I think the operations look strong, but they show some weaknesses.


In 2023, financing costs of 354 million were due to leasing, and in Q1, nearly 100% of the remaining operations go towards dividends (excluding investment activities). So, they need to be mindful of their cost levels, especially if there's stronger competition in their areas.


Cash Flow

Investment

Finance flow

Dividend

2014

304.4

-182.1

-253.6

-143.4

2015

276.4

217.1

-465.7

-156.1

2016

170.2

-501.1

195.6

-249.5

2017

301.7

-88.3

-242.9

-203.8

2018

725.2

-209

-545.7

-225.4

2019

896.6

-616.8

-295.4

-238.2

2020

1152.4

-421.3

-600

-249.9

2021

1152

-292.3

-834.4

-297.8

2022

915.2

-344.3

-604.7

-406.7

2023

1049.5

-590.2

-492.2

-430.3



Key Ratios


With increased borrowing, the Debt-to-Equity (D/E) ratio, Debt-to-EBITDA, and Return on Equity (ROE) have all increased significantly. This has raised the risk profile of the stock and is not a good sign, in my view.


D/E

Debt-to-EBITDA Ratio

ROE

ROA

2014

0.85

1.44

4.79%

2.58%

2015

0.85

1.32

5.24%

2.84%

2016

1.07

1.67

5.35%

2.58%

2017

1.00

1.12

12.04%

6.01%

2018

2.13

3.82

11.41%

3.65%

2019

2.21

3.47

15.50%

4.84%

2020

2.03

2.83

19.86%

6.55%

2021

1.75

2.11

22.61%

8.21%

2022

1.73

1.85

22.24%

8.16%

2023

1.81

2.26

17.97%

6.39%

Analysis of the Stock Position

Strengths of the Stock

  • Strong Market Position: Kesko holds a leading position in several markets, providing a solid foundation for growth and stability.

  • Diversified Portfolio: Involvement in multiple segments and geographic markets reduces risk and offers cross-selling opportunities.

  • Innovation and Digitalization: The growth experienced, especially in e-commerce, gives them a competitive advantage in an increasingly digital market.

  • Sustainable Focus: A strong emphasis on environmental friendliness and sustainability appeals to a growing consciousness among customers and investors.

  • Strong Operating Income: Strong cash flow indicates quick revenue collection, and the reason for debt uptake has been for growth.

  • Bottom Level in Portfolio: It's possible that the construction sector has hit bottom and that this segment will improve during 2024.


Weaknesses of the Stock

  • Dependence on Nordic Markets: High exposure to economic fluctuations in the Nordic countries can be a risk, particularly since Kesko reports in EURO.

  • Cost Structure: High fixed costs may limit flexibility and negatively impact profitability during periods of lower revenue.

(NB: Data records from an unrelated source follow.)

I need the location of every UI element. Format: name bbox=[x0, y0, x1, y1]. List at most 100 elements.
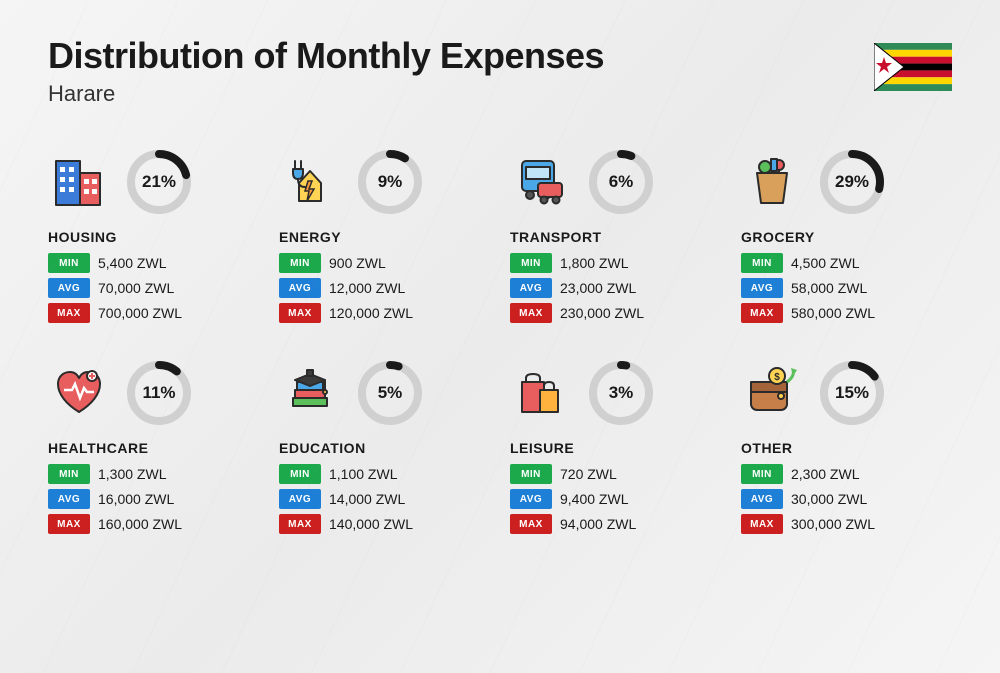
max-badge: MAX bbox=[279, 514, 321, 534]
max-badge: MAX bbox=[48, 514, 90, 534]
percent-label: 3% bbox=[609, 383, 634, 403]
category-name: GROCERY bbox=[741, 229, 952, 245]
svg-text:$: $ bbox=[774, 372, 780, 383]
category-name: EDUCATION bbox=[279, 440, 490, 456]
avg-badge: AVG bbox=[48, 278, 90, 298]
stat-row-avg: AVG 58,000 ZWL bbox=[741, 278, 952, 298]
min-badge: MIN bbox=[510, 464, 552, 484]
percent-label: 6% bbox=[609, 172, 634, 192]
avg-value: 23,000 ZWL bbox=[560, 280, 636, 296]
stat-row-avg: AVG 9,400 ZWL bbox=[510, 489, 721, 509]
category-name: TRANSPORT bbox=[510, 229, 721, 245]
category-card: 9% ENERGY MIN 900 ZWL AVG 12,000 ZWL MAX… bbox=[279, 147, 490, 328]
energy-icon bbox=[279, 151, 341, 213]
avg-badge: AVG bbox=[510, 489, 552, 509]
transport-icon bbox=[510, 151, 572, 213]
stat-row-max: MAX 580,000 ZWL bbox=[741, 303, 952, 323]
avg-badge: AVG bbox=[279, 489, 321, 509]
stat-row-avg: AVG 16,000 ZWL bbox=[48, 489, 259, 509]
stat-row-avg: AVG 70,000 ZWL bbox=[48, 278, 259, 298]
categories-grid: 21% HOUSING MIN 5,400 ZWL AVG 70,000 ZWL… bbox=[48, 147, 952, 539]
min-badge: MIN bbox=[279, 253, 321, 273]
category-name: HOUSING bbox=[48, 229, 259, 245]
min-badge: MIN bbox=[510, 253, 552, 273]
max-badge: MAX bbox=[741, 514, 783, 534]
percent-label: 29% bbox=[835, 172, 869, 192]
percent-label: 21% bbox=[142, 172, 176, 192]
avg-value: 9,400 ZWL bbox=[560, 491, 628, 507]
min-badge: MIN bbox=[741, 253, 783, 273]
min-value: 900 ZWL bbox=[329, 255, 386, 271]
max-badge: MAX bbox=[510, 514, 552, 534]
category-name: OTHER bbox=[741, 440, 952, 456]
avg-value: 70,000 ZWL bbox=[98, 280, 174, 296]
avg-value: 14,000 ZWL bbox=[329, 491, 405, 507]
max-value: 120,000 ZWL bbox=[329, 305, 413, 321]
avg-badge: AVG bbox=[279, 278, 321, 298]
max-badge: MAX bbox=[279, 303, 321, 323]
category-card: 6% TRANSPORT MIN 1,800 ZWL AVG 23,000 ZW… bbox=[510, 147, 721, 328]
max-value: 580,000 ZWL bbox=[791, 305, 875, 321]
percent-ring: 6% bbox=[586, 147, 656, 217]
education-icon bbox=[279, 362, 341, 424]
category-card: 11% HEALTHCARE MIN 1,300 ZWL AVG 16,000 … bbox=[48, 358, 259, 539]
avg-badge: AVG bbox=[48, 489, 90, 509]
other-icon: $ bbox=[741, 362, 803, 424]
min-value: 5,400 ZWL bbox=[98, 255, 166, 271]
avg-value: 16,000 ZWL bbox=[98, 491, 174, 507]
max-value: 94,000 ZWL bbox=[560, 516, 636, 532]
category-name: ENERGY bbox=[279, 229, 490, 245]
stat-row-min: MIN 900 ZWL bbox=[279, 253, 490, 273]
stat-row-max: MAX 300,000 ZWL bbox=[741, 514, 952, 534]
category-card: 21% HOUSING MIN 5,400 ZWL AVG 70,000 ZWL… bbox=[48, 147, 259, 328]
min-value: 4,500 ZWL bbox=[791, 255, 859, 271]
page-subtitle: Harare bbox=[48, 81, 952, 107]
percent-ring: 5% bbox=[355, 358, 425, 428]
stat-row-min: MIN 720 ZWL bbox=[510, 464, 721, 484]
min-badge: MIN bbox=[279, 464, 321, 484]
max-value: 700,000 ZWL bbox=[98, 305, 182, 321]
category-card: $ 15% OTHER MIN 2,300 ZWL AVG 30,000 ZWL… bbox=[741, 358, 952, 539]
percent-ring: 11% bbox=[124, 358, 194, 428]
stat-row-min: MIN 1,800 ZWL bbox=[510, 253, 721, 273]
max-value: 300,000 ZWL bbox=[791, 516, 875, 532]
percent-label: 9% bbox=[378, 172, 403, 192]
leisure-icon bbox=[510, 362, 572, 424]
stat-row-max: MAX 94,000 ZWL bbox=[510, 514, 721, 534]
category-name: HEALTHCARE bbox=[48, 440, 259, 456]
min-value: 1,300 ZWL bbox=[98, 466, 166, 482]
category-card: 3% LEISURE MIN 720 ZWL AVG 9,400 ZWL MAX… bbox=[510, 358, 721, 539]
stat-row-min: MIN 4,500 ZWL bbox=[741, 253, 952, 273]
max-value: 140,000 ZWL bbox=[329, 516, 413, 532]
avg-badge: AVG bbox=[741, 278, 783, 298]
percent-ring: 21% bbox=[124, 147, 194, 217]
housing-icon bbox=[48, 151, 110, 213]
percent-ring: 9% bbox=[355, 147, 425, 217]
avg-badge: AVG bbox=[510, 278, 552, 298]
page-title: Distribution of Monthly Expenses bbox=[48, 35, 952, 77]
header: Distribution of Monthly Expenses Harare bbox=[48, 35, 952, 107]
stat-row-avg: AVG 30,000 ZWL bbox=[741, 489, 952, 509]
min-value: 1,100 ZWL bbox=[329, 466, 397, 482]
stat-row-max: MAX 140,000 ZWL bbox=[279, 514, 490, 534]
stat-row-min: MIN 5,400 ZWL bbox=[48, 253, 259, 273]
stat-row-max: MAX 700,000 ZWL bbox=[48, 303, 259, 323]
avg-badge: AVG bbox=[741, 489, 783, 509]
percent-label: 15% bbox=[835, 383, 869, 403]
stat-row-max: MAX 230,000 ZWL bbox=[510, 303, 721, 323]
percent-ring: 3% bbox=[586, 358, 656, 428]
zimbabwe-flag-icon bbox=[874, 43, 952, 91]
healthcare-icon bbox=[48, 362, 110, 424]
stat-row-min: MIN 1,300 ZWL bbox=[48, 464, 259, 484]
grocery-icon bbox=[741, 151, 803, 213]
max-badge: MAX bbox=[48, 303, 90, 323]
stat-row-min: MIN 1,100 ZWL bbox=[279, 464, 490, 484]
max-badge: MAX bbox=[741, 303, 783, 323]
percent-ring: 29% bbox=[817, 147, 887, 217]
percent-label: 5% bbox=[378, 383, 403, 403]
min-value: 1,800 ZWL bbox=[560, 255, 628, 271]
avg-value: 12,000 ZWL bbox=[329, 280, 405, 296]
stat-row-max: MAX 120,000 ZWL bbox=[279, 303, 490, 323]
min-value: 2,300 ZWL bbox=[791, 466, 859, 482]
max-badge: MAX bbox=[510, 303, 552, 323]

  • Competition Pressure: Increasing competition from both traditional players and new digital platforms can pressure margins.

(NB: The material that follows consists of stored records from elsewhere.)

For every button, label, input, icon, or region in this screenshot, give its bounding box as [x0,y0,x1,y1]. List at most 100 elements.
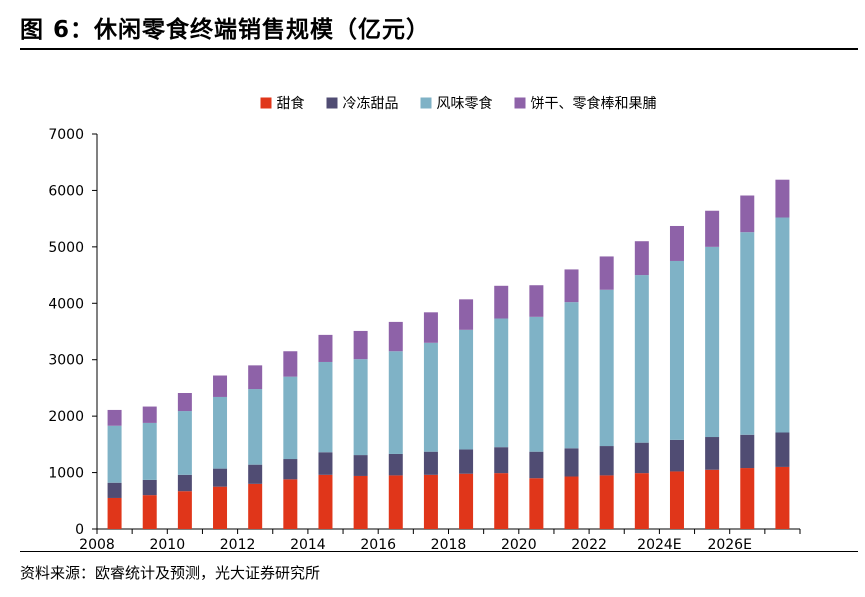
bar-segment [494,447,509,474]
legend-item: 风味零食 [420,95,493,112]
bar-segment [353,330,368,360]
bar-segment [529,316,544,452]
bar-segment [318,452,333,475]
bar-segment [494,285,509,319]
bar-segment [740,232,755,435]
bar-segment [213,375,228,397]
bar-segment [353,455,368,476]
bar-segment [213,486,228,529]
x-tick-label: 2012 [220,537,256,553]
bar-stack-2017 [423,312,438,529]
legend-label: 甜食 [277,95,305,112]
bar-stack-2012 [248,365,263,529]
bar-segment [459,299,474,330]
bar-segment [107,425,122,483]
y-tick-label: 3000 [48,353,84,369]
bar-segment [142,406,157,423]
legend-label: 冷冻甜品 [343,95,399,112]
bar-stack-2010 [177,393,192,529]
bar-segment [248,389,263,465]
bar-segment [669,439,684,472]
bar-segment [283,459,298,480]
bar-segment [142,479,157,496]
bar-segment [459,329,474,450]
y-tick-label: 6000 [48,183,84,199]
bar-segment [142,495,157,529]
legend-swatch [326,97,338,109]
bar-segment [775,179,790,218]
legend-item: 甜食 [260,95,305,112]
bar-segment [388,453,403,476]
bar-stack-2024E [669,225,684,529]
bar-stack-2025E [705,210,720,529]
bar-segment [177,411,192,475]
bar-segment [529,451,544,479]
bar-stack-2009 [142,406,157,529]
bar-segment [705,437,720,470]
bar-segment [740,434,755,469]
bar-segment [599,475,614,529]
x-tick-label: 2008 [79,537,115,553]
bar-segment [705,210,720,247]
bar-stack-2013 [283,351,298,529]
y-tick-label: 7000 [48,127,84,143]
y-tick-label: 1000 [48,466,84,482]
bar-stack-2016 [388,321,403,529]
bar-segment [634,473,649,529]
source-divider [20,551,858,552]
bar-stack-2019 [494,285,509,529]
legend-label: 风味零食 [437,95,493,112]
bar-segment [283,351,298,377]
legend-item: 冷冻甜品 [326,95,399,112]
bar-segment [388,321,403,352]
bar-stack-2027E [775,179,790,529]
bar-segment [740,468,755,529]
bar-segment [529,285,544,317]
bar-segment [423,342,438,452]
legend-swatch [514,97,526,109]
bar-segment [177,474,192,492]
bar-stack-2018 [459,299,474,529]
bar-segment [634,275,649,443]
bars [107,179,790,529]
bar-segment [388,475,403,529]
title-divider [20,48,858,50]
bar-segment [353,359,368,456]
bar-segment [564,476,579,529]
bar-segment [634,241,649,276]
bar-segment [423,312,438,343]
legend-label: 饼干、零食棒和果脯 [531,95,657,112]
bar-segment [318,474,333,529]
bar-segment [248,464,263,484]
bar-segment [599,289,614,447]
bar-segment [283,376,298,460]
bar-segment [177,393,192,412]
x-tick-label: 2026E [707,537,751,553]
bar-stack-2026E [740,195,755,529]
x-axis: 2008 2010 2012 2014 2016 2018 2020 2022 2024E 202… [79,528,801,553]
bar-segment [318,334,333,362]
bar-segment [107,409,122,426]
bar-segment [388,351,403,454]
bar-stack-2015 [353,330,368,529]
bar-segment [740,195,755,233]
bar-segment [494,318,509,448]
bar-segment [353,475,368,529]
y-tick-label: 4000 [48,296,84,312]
bar-segment [248,483,263,529]
bar-stack-2020 [529,285,544,529]
bar-segment [599,256,614,290]
bar-segment [423,451,438,475]
bar-segment [213,396,228,469]
x-tick-label: 2024E [637,537,681,553]
x-tick-label: 2016 [360,537,396,553]
x-tick-label: 2020 [501,537,537,553]
bar-segment [705,246,720,438]
bar-segment [248,365,263,390]
y-tick-label: 2000 [48,409,84,425]
bar-segment [459,473,474,529]
legend-swatch [420,97,432,109]
bar-stack-2008 [107,409,122,529]
bar-stack-2011 [213,375,228,529]
chart-title: 图 6：休闲零食终端销售规模（亿元） [20,17,431,43]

  • High Debt Pressure: With low margins and increased debt costs, a larger portion of operations will be consumed by repaying interest/leasing costs.

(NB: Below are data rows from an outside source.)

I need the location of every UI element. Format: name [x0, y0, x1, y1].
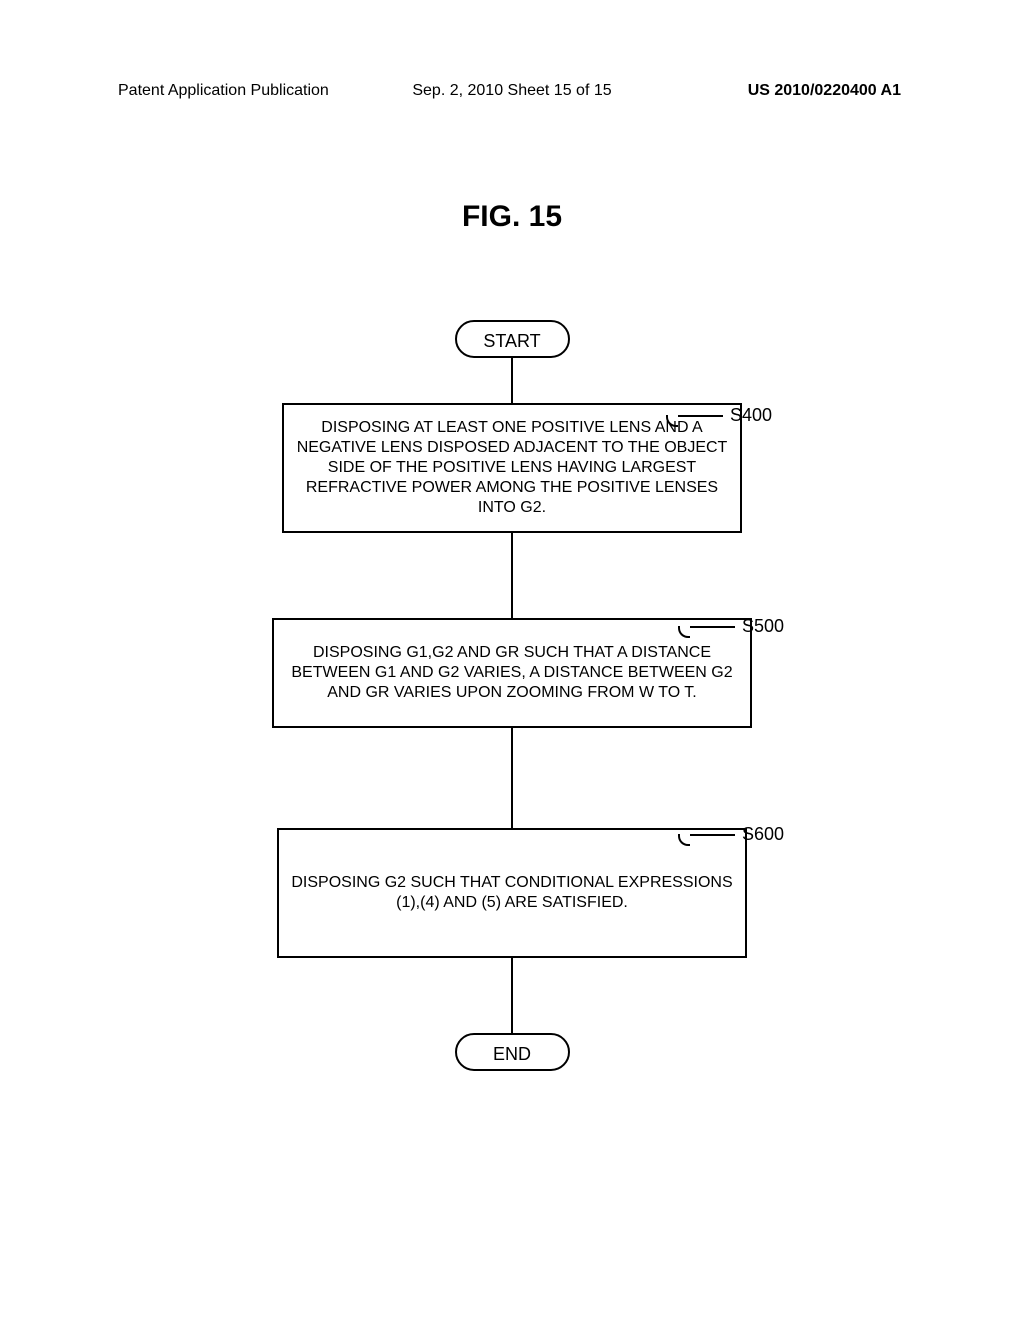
step-wrap-2: DISPOSING G2 SUCH THAT CONDITIONAL EXPRE… [0, 828, 1024, 958]
start-terminator: START [455, 320, 570, 358]
connector-1 [511, 358, 513, 403]
label-line-s500 [690, 626, 735, 628]
connector-3 [511, 728, 513, 828]
end-terminator: END [455, 1033, 570, 1071]
header-date-sheet: Sep. 2, 2010 Sheet 15 of 15 [412, 82, 611, 100]
connector-2 [511, 533, 513, 618]
connector-4 [511, 958, 513, 1033]
process-s600: DISPOSING G2 SUCH THAT CONDITIONAL EXPRE… [277, 828, 747, 958]
flowchart: START DISPOSING AT LEAST ONE POSITIVE LE… [0, 320, 1024, 1071]
header-publication: Patent Application Publication [118, 82, 329, 100]
page-header: Patent Application Publication Sep. 2, 2… [0, 82, 1024, 110]
figure-title: FIG. 15 [462, 200, 562, 234]
page-root: Patent Application Publication Sep. 2, 2… [0, 0, 1024, 1320]
label-s500: S500 [742, 616, 784, 637]
step-wrap-0: DISPOSING AT LEAST ONE POSITIVE LENS AND… [0, 403, 1024, 533]
step-wrap-1: DISPOSING G1,G2 AND GR SUCH THAT A DISTA… [0, 618, 1024, 728]
header-patent-number: US 2010/0220400 A1 [748, 82, 901, 100]
label-line-s400 [678, 415, 723, 417]
label-s600: S600 [742, 824, 784, 845]
label-line-s600 [690, 834, 735, 836]
label-s400: S400 [730, 405, 772, 426]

  • New Car Sales: May continue to be difficult in the near future.


What to Monitor

If investment activity continues and leasing costs increase, it will raise the risk in the stock. This should be monitored.

Can they improve top-line growth? This is something they need to continue working on, and if they fail, the question arises whether the stock is worth holding at all (there's only so much you can squeeze out of a total sum).


Quick Summary

As a quick review of my stock analysis of Kesko reveals, Kesko stands as a robust player in the Nordic and Baltic retail market, with a diversified business model and strong market position.


Their strategy focuses on digitalization, cost efficiency, and strategic acquisitions.

Despite challenges such as high fixed costs, a lack of growth, and dependence on Nordic markets, their financial results show an ability to adapt and maintain profitability and good operations.


They mainly provide good quarterly dividends, which could significantly improve if the cyclical markets such as car and construction sales improve. Both are expected to see an improvement if interest rates decrease.


Despite my negative wording around Kesko's economy, they have navigated through a difficult period positively on the bottom line, showing that they can be a good investment during times when the market is sour.